The separator can be operated wet to treat a slurry or dry to treat a fine powder. In the wet mode, the fluid drag provides the separating force between the magnetic contaminants and the nonmagnetic medium. In the dry mode, the matrix is vibrated, and this vibration fluidizes the fine material as it flows through the matrix.
Wet Magnetic Filters. Wet magnetic filters are available in a wide range of bore diameters and magnetic field strengths to correspond with the production capacity and the desired level of magnetic collection. The magnetic field strength of wet magnetic filters ranges from 1500 gauss to collect ferromagnetic iron of abrasion to 20,000 gauss to collect fine paramagnetic contaminants where product specifications call for parts per million (ppm) or parts per billion (ppb) contaminant levels. Flow rates in the range of 10 to 50 gallons per minute (gpm) require bore diameters of 4 to 9 in.
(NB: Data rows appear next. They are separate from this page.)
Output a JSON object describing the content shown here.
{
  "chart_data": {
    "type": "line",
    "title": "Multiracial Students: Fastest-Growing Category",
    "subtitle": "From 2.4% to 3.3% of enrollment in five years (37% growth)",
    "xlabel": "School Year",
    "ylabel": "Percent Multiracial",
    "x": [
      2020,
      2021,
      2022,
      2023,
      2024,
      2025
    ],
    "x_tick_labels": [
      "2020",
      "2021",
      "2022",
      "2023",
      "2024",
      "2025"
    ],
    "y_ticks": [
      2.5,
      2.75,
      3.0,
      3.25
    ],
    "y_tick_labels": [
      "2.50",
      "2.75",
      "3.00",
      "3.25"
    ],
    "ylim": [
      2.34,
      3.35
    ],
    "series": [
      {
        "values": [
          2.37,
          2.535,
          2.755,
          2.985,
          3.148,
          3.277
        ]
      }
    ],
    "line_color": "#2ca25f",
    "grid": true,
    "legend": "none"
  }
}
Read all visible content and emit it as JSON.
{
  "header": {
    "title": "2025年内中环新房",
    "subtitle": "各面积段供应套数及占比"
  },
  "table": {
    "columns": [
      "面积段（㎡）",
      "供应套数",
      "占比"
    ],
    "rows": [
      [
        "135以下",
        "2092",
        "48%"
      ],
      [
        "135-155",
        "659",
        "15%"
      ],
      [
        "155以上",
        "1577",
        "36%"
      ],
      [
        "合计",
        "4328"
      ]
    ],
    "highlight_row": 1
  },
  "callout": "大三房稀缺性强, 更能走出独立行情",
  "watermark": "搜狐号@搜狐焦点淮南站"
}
A bore diameter of 24 in. is capable of treating several hundred gpm.
The length of the duty cycle—the operating time of the magnet between matrix flushing cycles—is typically determined by identifying the amount of magnetic material contained in the filter feed. Materials containing up to 1% magnetic material will require frequent matrix flushing corresponding to duty cycles of 10 to 30 minutes. One magnetic filter installed to treat a ceramic slip used for substrate manufacturing containing ppm iron contamination requires matrix flushing every eight hours. The cycling of the electromagnet and the flushing of the matrix can be automated.
Recently, a magnetic filter to treat a very fine dry particle stream was developed. A high-frequency, low-amplitude vibration is imparted on the matrix, which fluidizes the fine powders and results in a high-capacity flow through the matrix.
Dry filters are available in a wide range of bore diameters and magnetic field strengths that correspond with the production capacity and the desired level of magnetic collection. The throughput capacity on a dry vibrating magnetic filter depends on the particle size, shape and density of the material being cleaned (see Table 1). The criterion for the necessary magnetic field strength parallels that of the wet filter, and duty cycles are typically determined by identifying the amount of magnetic material contained in the filter feed. Typical applications of dry magnetic filters are fine silica or quartzite, talc, cerium, zircon flour, alumina and magnesia. A dry vibrating magnetic filter used for treating glass batch materials is shown in Figure 5.